Introduced

SB 363 - This act allows the Department of Revenue to appoint motor vehicle and boat dealers to act as agents for purpose of registering and licensing motor vehicles, titling and registering boats and collecting motor vehicle sales and use taxes. Beginning January 1, 2012, any boat or motor vehicle dealer may collect and remit sales and use tax on the motor vehicles or boats it sells at the time of sale. The motor vehicle dealer or boat dealer may retain 2% of the sales tax (Section 144.145).
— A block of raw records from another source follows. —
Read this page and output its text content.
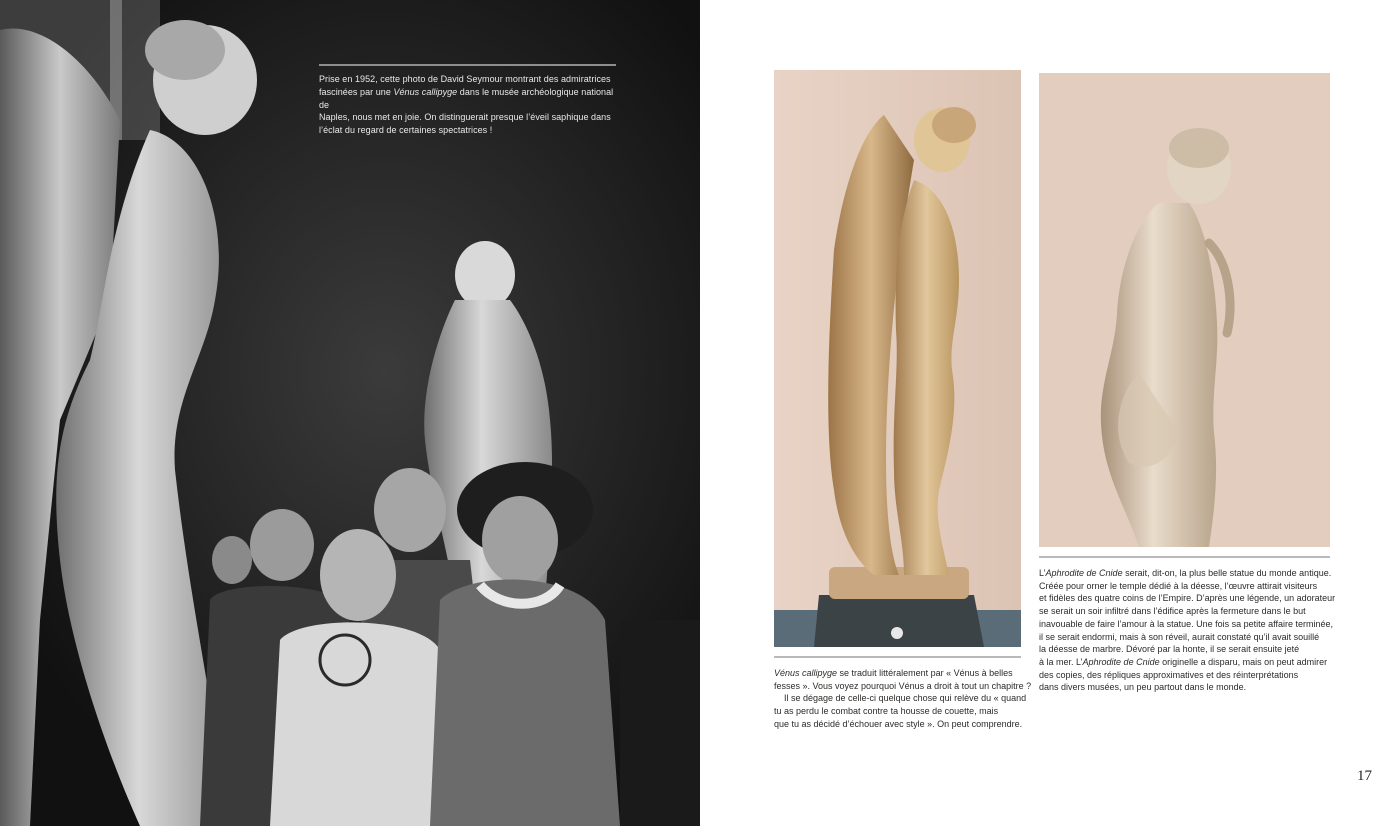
Prise en 1952, cette photo de David Seymour montrant des admiratrices
fascinées par une Vénus callipyge dans le musée archéologique national de
Naples, nous met en joie. On distinguerait presque l’éveil saphique dans
l’éclat du regard de certaines spectatrices !
Vénus callipyge se traduit littéralement par « Vénus à belles
fesses ». Vous voyez pourquoi Vénus a droit à tout un chapitre ?
Il se dégage de celle-ci quelque chose qui relève du « quand
tu as perdu le combat contre ta housse de couette, mais
que tu as décidé d’échouer avec style ». On peut comprendre.
L’Aphrodite de Cnide serait, dit-on, la plus belle statue du monde antique.
Créée pour orner le temple dédié à la déesse, l’œuvre attirait visiteurs
et fidèles des quatre coins de l’Empire. D’après une légende, un adorateur
se serait un soir infiltré dans l’édifice après la fermeture dans le but
inavouable de faire l’amour à la statue. Une fois sa petite affaire terminée,
il se serait endormi, mais à son réveil, aurait constaté qu’il avait souillé
la déesse de marbre. Dévoré par la honte, il se serait ensuite jeté
à la mer. L’Aphrodite de Cnide originelle a disparu, mais on peut admirer
des copies, des répliques approximatives et des réinterprétations
dans divers musées, un peu partout dans le monde.
17
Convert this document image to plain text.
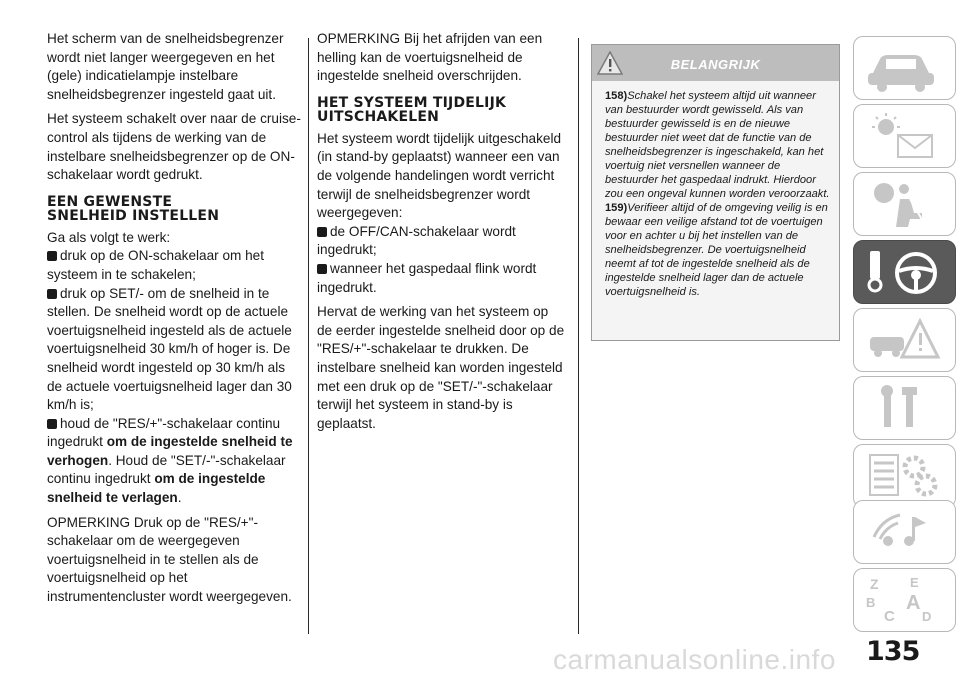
Het scherm van de snelheidsbegrenzer wordt niet langer weergegeven en het (gele) indicatielampje instelbare snelheidsbegrenzer ingesteld gaat uit.

Het systeem schakelt over naar de cruise-control als tijdens de werking van de instelbare snelheidsbegrenzer op de ON-schakelaar wordt gedrukt.

EEN GEWENSTE
SNELHEID INSTELLEN

Ga als volgt te werk:

druk op de ON-schakelaar om het systeem in te schakelen;

druk op SET/- om de snelheid in te stellen. De snelheid wordt op de actuele voertuigsnelheid ingesteld als de actuele voertuigsnelheid 30 km/h of hoger is. De snelheid wordt ingesteld op 30 km/h als de actuele voertuigsnelheid lager dan 30 km/h is;

houd de "RES/+"-schakelaar continu ingedrukt om de ingestelde snelheid te verhogen. Houd de "SET/-"-schakelaar continu ingedrukt om de ingestelde snelheid te verlagen.

OPMERKING Druk op de "RES/+"-schakelaar om de weergegeven voertuigsnelheid in te stellen als de voertuigsnelheid op het instrumentencluster wordt weergegeven.

OPMERKING Bij het afrijden van een helling kan de voertuigsnelheid de ingestelde snelheid overschrijden.

HET SYSTEEM TIJDELIJK
UITSCHAKELEN

Het systeem wordt tijdelijk uitgeschakeld (in stand-by geplaatst) wanneer een van de volgende handelingen wordt verricht terwijl de snelheidsbegrenzer wordt weergegeven:

de OFF/CAN-schakelaar wordt ingedrukt;

wanneer het gaspedaal flink wordt ingedrukt.

Hervat de werking van het systeem op de eerder ingestelde snelheid door op de "RES/+"-schakelaar te drukken. De instelbare snelheid kan worden ingesteld met een druk op de "SET/-"-schakelaar terwijl het systeem in stand-by is geplaatst.

BELANGRIJK

158)Schakel het systeem altijd uit wanneer van bestuurder wordt gewisseld. Als van bestuurder gewisseld is en de nieuwe bestuurder niet weet dat de functie van de snelheidsbegrenzer is ingeschakeld, kan het voertuig niet versnellen wanneer de bestuurder het gaspedaal indrukt. Hierdoor zou een ongeval kunnen worden veroorzaakt.

159)Verifieer altijd of de omgeving veilig is en bewaar een veilige afstand tot de voertuigen voor en achter u bij het instellen van de snelheidsbegrenzer. De voertuigsnelheid neemt af tot de ingestelde snelheid als de ingestelde snelheid lager dan de actuele voertuigsnelheid is.

Z E
B A
C D
carmanualsonline.info 135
Under current law, a person who sells a motor vehicle may deduct the sales price of such vehicle from the sales price of a subsequently purchased vehicle for purposes of paying motor vehicle sales tax provided the vehicle is purchased within six months of the date of sale. This act modifies this particular trade-in credit rule by requiring the director to impose a tax on the sales price of the subsequent vehicle of no less than 80% of the vehicle's value (Section 144.025).

The act explicitly provides that for purposes of paying sales taxes on motor vehicles, trailers, and boats, in nonretail transactions, the purchase prices shall mean not less than 80% of the vehicle's value. For retail transactions, the purchase price of a vehicle shall mean the total amount of the contract price agreed upon between the seller and buyer (Section 144.070).

The act also creates new penalties (monetary and suspension of business licenses) for failing to remit sales taxes to the Department of Revenue in a timely manner (Section 144.080).

The act requires the Department of Revenue to issue a credit on the next quarterly tax remittance to any seller for any amounts remitted for satisfying and returning any tax obligation on behalf of a purchaser causing a credit card reversal or presenting insufficient monetary instruments for tax imposed (Section 144.080).

Under current law, refunds made to purchasers who return items to sellers may be deducted from the seller's gross receipts return that it files with the Department of Revenue provided the seller has returned to the purchaser all tax previously paid. Under this act, sellers who are motor vehicle dealers or financial institutions that finance sales, and the personal property or motor vehicle is repossessed, do not have to return tax previously paid by the purchaser in order to obtain the gross receipts deduction (Section 144.130).